You can click on any of the pictures below to see a larger (1024x768) version of the same shot. And if you'd like, you can send me feedback.

Duke's own Mansion

This is a view of Duke's spread, taken from near the end of his 200-foot (at least) driveway. It's located at 7094 Via del Charro in Rancho Santa Fe, California. As you can see, this humble dwelling sits atop a local hill. What you can't see is that this is easily the highest hill in the immediate area (at least the surrounding square mile or two) and commands the best views. Duke paid a major campaign donor (currently indicted on felony fraud charges) $2.55 million for this mansion in December 2003.
This telephoto shot gives you a better idea of the size and style of our friend's simple digs (when he's not slumming it on a yacht subsidized by a defense contractor/friend who is also trolling for military contracts). What you lose in this shot, as in all of them, is the sense of just how huge and gorgeous a plot the house sits on, atop a large hill overlooking the entire valley across on the other side and to the right.
This shot, taken from Duke's next-door neighbor's driveway, tries to give some idea of the lay of the land and the size of the plot our humble public servant calls home. I don't know the point of the fence going up the median stripe of the house, but don't be fooled into imagining that the land on both sides isn't our Congressman's. If you're interested, here's a satellite view with the lot outlined.

A much less desirable plot down the road (for nearly the same price)

A couple weeks after Duke paid $2.55 million for his palatial spread, someone else paid $2.25 million for what appears to have been a small "tear down" property down the street. This lot shares a 50-foot driveway with two other small lots. The original structure (now torn down) on this lot was less than 40% the size of Duke's bungalow, and the lot appears to be both much smaller and much less ideally placed.
As you can see from these three photos, the primary structure on this lot is gone, leaving only a concrete slab. I'm guessing that the remaining structure is a set of horse stalls, but I'm not sure.
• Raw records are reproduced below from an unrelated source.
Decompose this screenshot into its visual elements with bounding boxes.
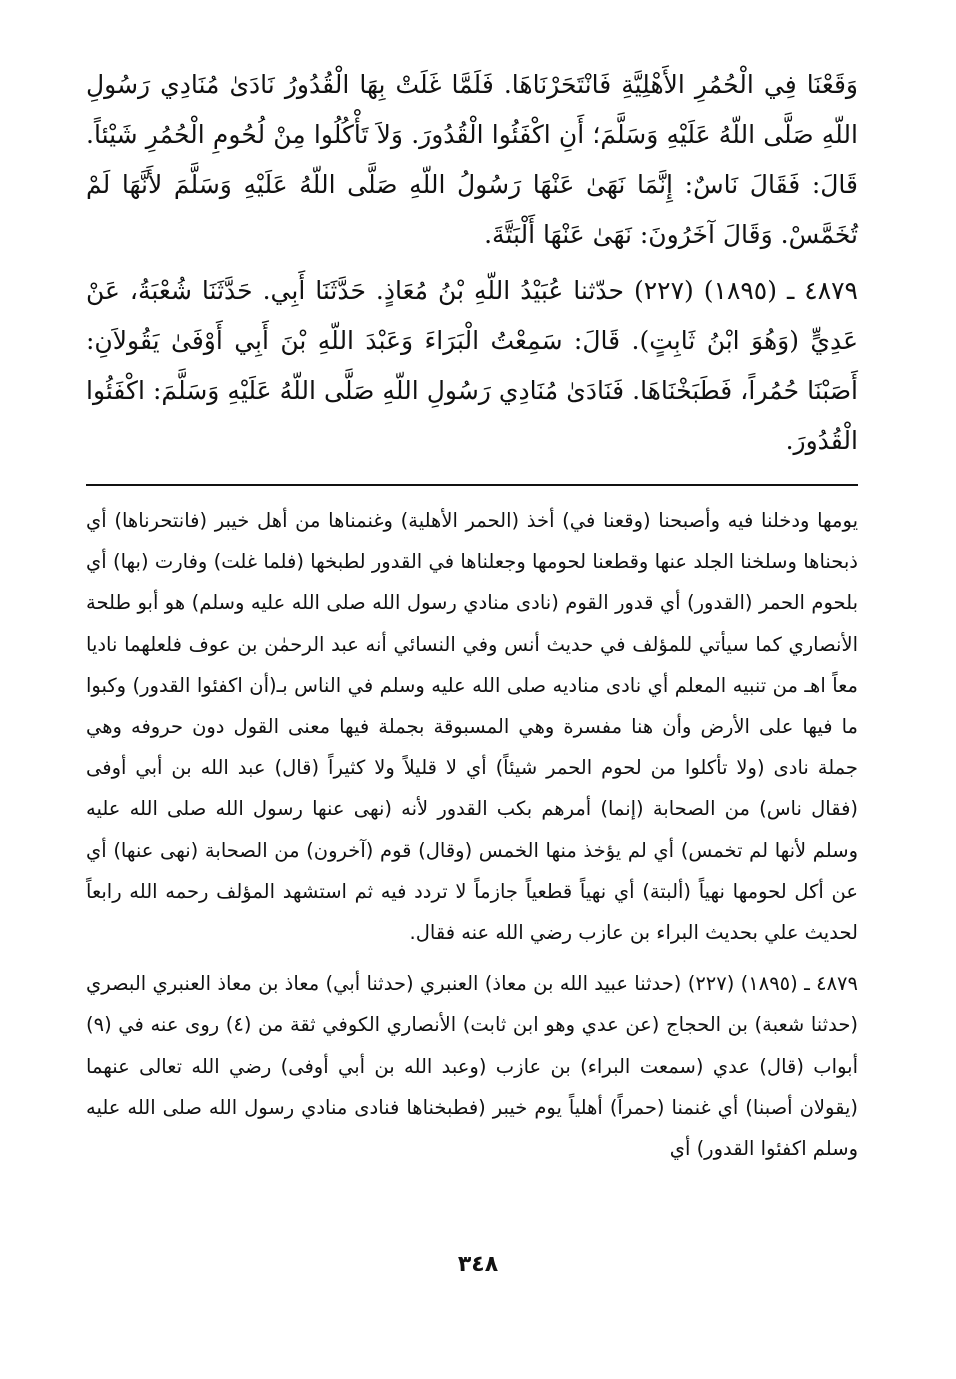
page-number: ٣٤٨ xyxy=(457,1252,499,1277)
book-page xyxy=(86,60,858,1340)
footnote-divider xyxy=(86,484,858,486)
commentary-paragraph-1: يومها ودخلنا فيه وأصبحنا (وقعنا في) أخذ (الحمر الأهلية) وغنمناها من أهل خيبر (فانتحرناها) أي ذبحناها وسلخنا الجلد عنها وقطعنا لحومها وجعلناها في القدور لطبخها (فلما غلت) وفارت (بها) أي بلحوم الحمر (القدور) أي قدور القوم (نادى منادي رسول الله صلى الله عليه وسلم) هو أبو طلحة الأنصاري كما سيأتي للمؤلف في حديث أنس وفي النسائي أنه عبد الرحمٰن بن عوف فلعلهما ناديا معاً اهـ من تنبيه المعلم أي نادى مناديه صلى الله عليه وسلم في الناس بـ(أن اكفئوا القدور) وكبوا ما فيها على الأرض وأن هنا مفسرة وهي المسبوقة بجملة فيها معنى القول دون حروفه وهي جملة نادى (ولا تأكلوا من لحوم الحمر شيئاً) أي لا قليلاً ولا كثيراً (قال) عبد الله بن أبي أوفى (فقال ناس) من الصحابة (إنما) أمرهم بكب القدور لأنه (نهى عنها رسول الله صلى الله عليه وسلم لأنها لم تخمس) أي لم يؤخذ منها الخمس (وقال) قوم (آخرون) من الصحابة (نهى عنها) أي عن أكل لحومها نهياً (ألبتة) أي نهياً قطعياً جازماً لا تردد فيه ثم استشهد المؤلف رحمه الله رابعاً لحديث علي بحديث البراء بن عازب رضي الله عنه فقال. xyxy=(86,509,858,945)
commentary-paragraph-2: ٤٨٧٩ ـ (١٨٩٥) (٢٢٧) (حدثنا عبيد الله بن معاذ) العنبري (حدثنا أبي) معاذ بن معاذ العنبري البصري (حدثنا شعبة) بن الحجاج (عن عدي وهو ابن ثابت) الأنصاري الكوفي ثقة من (٤) روى عنه في (٩) أبواب (قال) عدي (سمعت البراء) بن عازب (وعبد الله بن أبي أوفى) رضي الله تعالى عنهما (يقولان أصبنا) أي غنمنا (حمراً) أهلياً يوم خيبر (فطبخناها فنادى منادي رسول الله صلى الله عليه وسلم اكفئوا القدور) أي xyxy=(86,972,859,1161)
hadith-paragraph-2: ٤٨٧٩ ـ (١٨٩٥) (٢٢٧) حدّثنا عُبَيْدُ اللّهِ بْنُ مُعَاذٍ. حَدَّثَنَا أَبِي. حَدَّثَنَا شُعْبَةُ، عَنْ عَدِيٍّ (وَهُوَ ابْنُ ثَابِتٍ). قَالَ: سَمِعْتُ الْبَرَاءَ وَعَبْدَ اللّهِ بْنَ أَبِي أَوْفَىٰ يَقُولاَنِ: أَصَبْنَا حُمُراً، فَطَبَخْنَاهَا. فَنَادَىٰ مُنَادِي رَسُولِ اللّهِ صَلَّى اللّهُ عَلَيْهِ وَسَلَّمَ: اكْفَئُوا الْقُدُورَ. xyxy=(86,276,858,455)
commentary-block xyxy=(86,500,858,1169)
hadith-text-block xyxy=(86,60,858,466)
hadith-paragraph-1: وَقَعْنَا فِي الْحُمُرِ الأَهْلِيَّةِ فَانْتَحَرْنَاهَا. فَلَمَّا غَلَتْ بِهَا الْقُدُورُ نَادَىٰ مُنَادِي رَسُولِ اللّهِ صَلَّى اللّهُ عَلَيْهِ وَسَلَّمَ؛ أَنِ اكْفَئُوا الْقُدُورَ. وَلاَ تَأْكُلُوا مِنْ لُحُومِ الْحُمُرِ شَيْئاً. قَالَ: فَقَالَ نَاسٌ: إِنَّمَا نَهَىٰ عَنْهَا رَسُولُ اللّهِ صَلَّى اللّهُ عَلَيْهِ وَسَلَّمَ لأَنَّهَا لَمْ تُخَمَّسْ. وَقَالَ آخَرُونَ: نَهَىٰ عَنْهَا أَلْبَتَّةَ. xyxy=(86,70,858,249)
The lot is now fenced completely closed.
What you can't see in these shots is that this lot lies at pretty much the lowest point in the surrounding area, and it enjoys no desirable views at all (unless you groove on trying to descry the local congressman's house up the hill).

Another local house for sale NOW!

So, you wanna move into the neighborhood? This house just up the road from Duke's is on the market now, eighteen months after Duke's December 2003 deal, for a mere $5 million or so. It's a nice place, too. Perhaps not as imposing as Duke's, being somewhat more hidden rather than grandly surmounting the main hill in the area, but it has a nice 120-degree view of the valley shown in the next shot. Viewed from the street, neither the lot nor the home looks as large, but it's hard to say. The listing on the Web does make it look pretty expansive, too.
Here's a sense of the view you can enjoy for your small investment. You're not especially high up, but the surrounding area on at least two sides is pretty low and flat. Duke's view is probably better, as his place is higher than its surroundings on all sides.